VHS Tape Helped This Mom Get Her Voice Back

The day Sarah Ezekiel found an old VHS tape from the 1990s, she thought it was just a sweet home movie of her changing her daughter
But deep in that eight-second clip was something priceless — the sound of her real voice.
Sarah was diagnosed with motor neurone disease (MND) in 2000 and lost the ability to speak not long after. Since then, she’s relied on assistive technology that gave her a robotic, computerized voice. Her children, Aviva and Eric, had never known what their mom really sounded like.
That changed when the family unearthed a short clip from the VHS showing Sarah chatting while caring for baby Aviva. It was only eight seconds long, but it was enough.
Turning Eight Seconds Into a Miracle
Sarah’s family shared the clip with Smartbox, a Bristol-based assistive technology company. Working with AI specialists ElevenLabs, they managed to isolate her voice from the background noise and reconstruct it into a full, natural-sounding voice.
Simon Poole of Smartbox admitted he was doubtful at first. “I thought there’s no way we’re going to be able to create a voice using audio that bad,” he said. But after looping the sample through AI tools, they brought Sarah’s voice back to life.
When Sarah first heard it, she was overwhelmed.
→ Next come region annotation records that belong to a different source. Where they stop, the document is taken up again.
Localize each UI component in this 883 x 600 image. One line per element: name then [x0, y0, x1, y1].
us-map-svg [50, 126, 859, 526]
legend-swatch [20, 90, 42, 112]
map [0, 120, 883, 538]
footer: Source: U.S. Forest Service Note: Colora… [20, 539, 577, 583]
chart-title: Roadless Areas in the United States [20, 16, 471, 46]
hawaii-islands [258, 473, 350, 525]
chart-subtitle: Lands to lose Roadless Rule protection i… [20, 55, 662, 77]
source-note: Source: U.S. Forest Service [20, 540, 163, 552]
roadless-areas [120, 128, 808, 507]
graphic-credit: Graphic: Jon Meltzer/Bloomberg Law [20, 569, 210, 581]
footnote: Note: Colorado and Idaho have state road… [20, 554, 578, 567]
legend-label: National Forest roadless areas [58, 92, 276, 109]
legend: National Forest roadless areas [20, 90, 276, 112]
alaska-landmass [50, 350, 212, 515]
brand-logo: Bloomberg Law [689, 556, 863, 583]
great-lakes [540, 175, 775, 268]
“I love having my voice back. I almost cried when I first heard it. It was a very emotional experience,” she said.
A Gift for Her Children
For her kids, the impact was just as powerful. “It’s amazing, really special and emotional … to be able to hear her as herself — not as a robot,” Aviva said.
Her son Eric agreed: “It really does sound like her … it just comes across more how she is feeling.”
For Sarah, it’s more than just words. “The hardest part with living with MND has been losing my speech. I felt like I had lost my identity,” she explained. Now, her restored voice lets her show more of who she is — whether she’s excited, annoyed, or simply sharing a thought.
Sarah hopes her story will inspire others living with MND or similar conditions.
“I always tell people with good technology and support, anything and everything is possible,” she said.